Making a personal site

I've been trying to make a personal website for a long time.

Every time I sat down to build one, I got bogged down in one step or another. The first time, it was when I was just learning React — so of course, I had to build it with that, even though I barely knew how it worked. When I used the handy-dandy create-react-app, I was overwhelmed with all of the tooling that went along with it; webpack and friends were foreign to me.

So, I decided to try and learn about all of the different configuration tools, what they did, how they worked, and build my own configuration.

After writing a few hundred lines of code with nothing even on the page...I binned it, and pushed it down the road. "I'll make a site when I have some projects to back it up, it would be silly to build one now!", I said to myself.


The next time I gave it a shot, I had learned enough about create-react-app to just use the defaults, and tweak only what I needed — I could actually work on the site!

Now, while visual design is a passion of mine (to consume, mostly), at that point, most of my ideas were in my head, and I didn't have enough experience with CSS to turn my dreams into reality. I also hadn't just made enough to get over the hump of my own internal criticisms and extremely high standards.

Many pens fell, giving their life to the pages and pages of mobile, tablet, and desktop displays of what would surely be the coolest dang site on the net. And yet, every time I returned to the blogosphere, my fledgeling hopes wilted in the face of incredible talent. I felt like I couldn't even get on the same field, let alone compete.
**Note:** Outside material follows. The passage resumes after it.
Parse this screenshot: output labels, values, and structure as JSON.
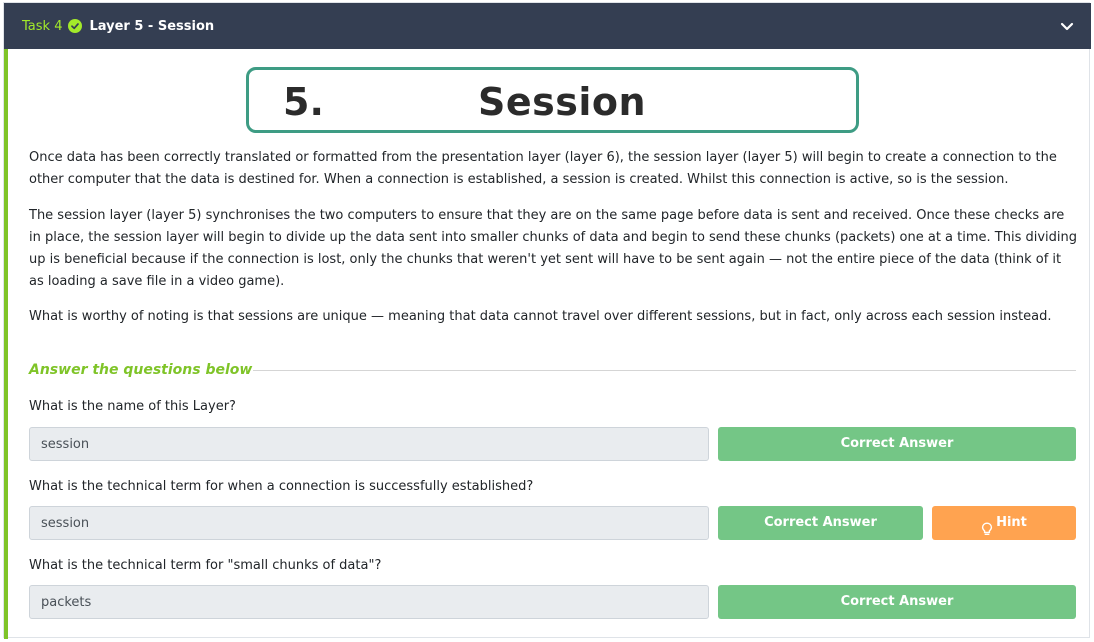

After a few weeks, the flame I had been coaxing back to life shook, shivered, and died.


There were some more halfhearted attempts, but the two I've described are the ones that sing out to me when my brain decides to replay the top cringe hits of the past few years.

At a certain point, I stopped caring.

It was around the time I deleted my Facebook. I still had Instagram and Twitter on my phone, but most of my usage at that point was...as an actual phone. It felt really good, and I realized that a lot of what my inner taskmaster was pushing me to do was entirely for other people. Or rather, what I thought other people wanted. To present myself. Dress myself up.
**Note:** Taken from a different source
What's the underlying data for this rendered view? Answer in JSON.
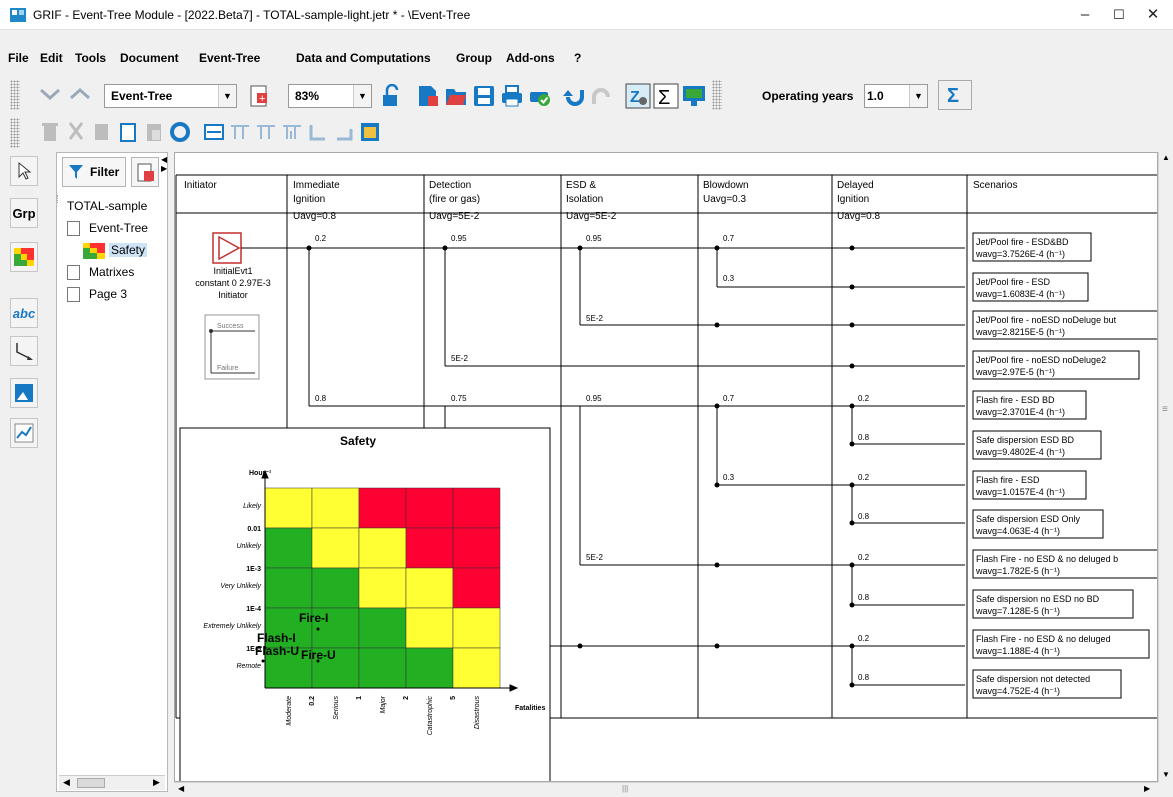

I was so afraid. I couldn't put myself out there. I've always had a problem with competition, let alone displaying creative work. There's a perfectionist that lives in my head, and nothing was getting past them — nothing got built.

The more time I spent trying to curate my Feedly with helpful, inspiring, insightful content, the more I read and heard about getting out of the blogosphere. There's a great talk by Chris Wanstrath that finally resonated a little more. He urges his listeners to just build, and stop giving a hoot about what other people want, or what would look good. At the very end, he says,

Side projects are less masturbatory than reading RSS, often more useful than MobileMe, more educational than the comments on Reddit, and usually more fun than listening to keynotes.

So I started making two lists: side projects that I'd had an itch to build, and languages/frameworks I wanted to learn. I made another for quality of life improvements that I wanted to invest in, like learning vim, VSCode shortcuts and customizations, and etc.

The first thing on that list? Make a personal website.

So this is it! It's far from fancy, at the time of writing, at least. I specifically wanted to make it as stripped down as possible, to make sure I could get it out the door and check that box that had been waiting so long to be marked complete.

I'm not going to write about how I made it — that would be just another article out in the void that I'm trying to get away from myself. I just wanted to get out the why that's been sitting on my chest for a few years now.

I will say that I made it with Gatsby, and that it's hosted on GitLab Sites. I'll also say that it was super easy to do, and would recommend those tools to anyone! If you have questions about it, just check out the code, or holler if that doesn't answer it for you.

I'll be tinkering with the site for quite some time, I think — there are still quite a few things I want to add (a service worker, inline contact form, more fun designs, etc.) — but it's a leaping off point, and I'm glad I finally took the plunge.